Currently we conduct 12 to 14 Combat Archer training periods per year. Each period is two weeks long. Typically, two fighter squadrons will deploy here with eight jets, personnel and equipment for the evaluation. On average, each year, we evaluate more than 200 jets and more than 2600 Airmen here. We will employ more than 300 air-to-air missiles each year.

The cost of this operation is not to be taken lightly, as it takes $120 million annually to accomplish our mission.

In addition to missile firings, we also evaluate the units on live air-to-air gunnery using the combat banner target set towed by a Learjet. Not only do we conduct WSEP for the U.S. Air Force, but we also perform these evaluations with our coalition partners. In addition, we host the world-wide air-to-air meet known as "William Tell."

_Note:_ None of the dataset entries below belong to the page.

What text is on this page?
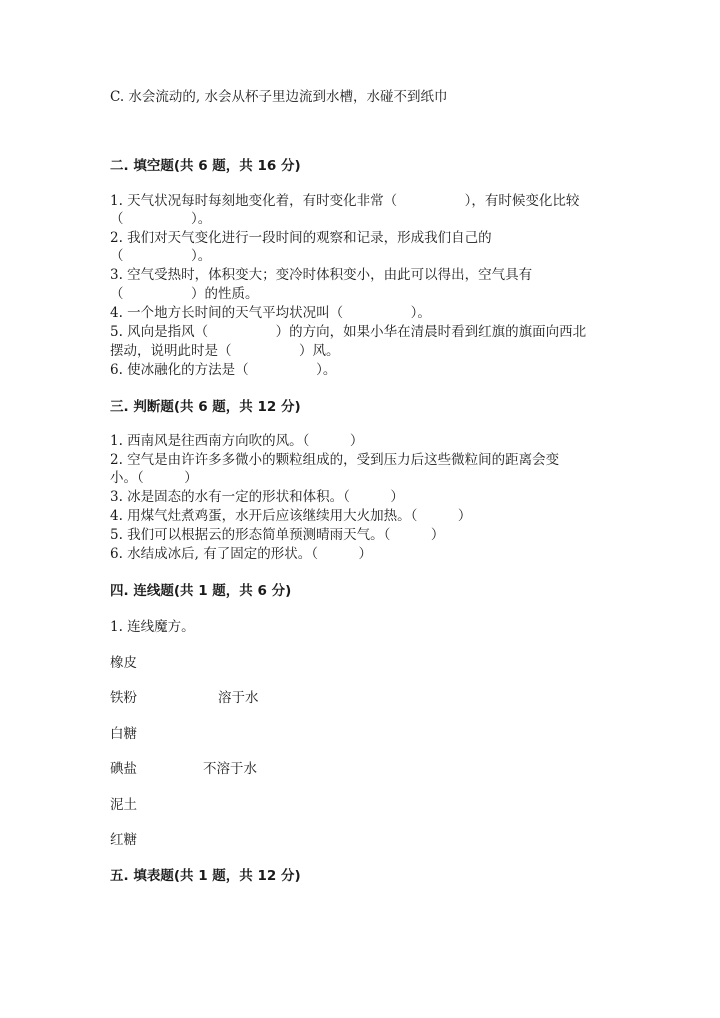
C. 水会流动的, 水会从杯子里边流到水槽，水碰不到纸巾

二. 填空题(共 6 题，共 16 分)

1. 天气状况每时每刻地变化着，有时变化非常（　　　　　），有时候变化比较

（　　　　　）。

2. 我们对天气变化进行一段时间的观察和记录，形成我们自己的

（　　　　　）。

3. 空气受热时，体积变大；变冷时体积变小，由此可以得出，空气具有

（　　　　　）的性质。

4. 一个地方长时间的天气平均状况叫（　　　　　）。

5. 风向是指风（　　　　　）的方向，如果小华在清晨时看到红旗的旗面向西北

摆动，说明此时是（　　　　　）风。

6. 使冰融化的方法是（　　　　　）。

三. 判断题(共 6 题，共 12 分)

1. 西南风是往西南方向吹的风。（　　　）

2. 空气是由许许多多微小的颗粒组成的，受到压力后这些微粒间的距离会变

小。（　　　）

3. 冰是固态的水有一定的形状和体积。（　　　）

4. 用煤气灶煮鸡蛋，水开后应该继续用大火加热。（　　　）

5. 我们可以根据云的形态简单预测晴雨天气。（　　　）

6. 水结成冰后, 有了固定的形状。（　　　）

四. 连线题(共 1 题，共 6 分)

1. 连线魔方。

橡皮

铁粉	溶于水

白糖

碘盐	不溶于水

泥土

红糖

五. 填表题(共 1 题，共 12 分)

We cannot conduct Combat Archer with out the host base support provided by the 325th Fighter Wing. Imagine if you will, the effort involved in bedding down, feeding and the overall care of over 2600 plus visitors each year.
Recently, the 83rd FWS munitions unit handed all missile operations and support to the host wing. In addition, the WSEP evaluations conducted for the 2nd Fighter Squadron, 95th Fighter Squadron and the 43rd Fighter Squadron helped us conduct two investigative firings to resolve weapons issues for the F-22 Raptor fleet.

The future of Combat Archer is critical to our success in any future aerial conflict and in maintaining air dominance. Through our evaluations, we continue to improve our weapons, pilots and maintainers so they will be ready when called. There are many challenges as we proceed into the 21st century. As new airplanes come on line, like the F-22 and F-35 Lighting II, WSEP will be the quality control unit to ensure our Airmen are best prepared for combat to ensure air dominance.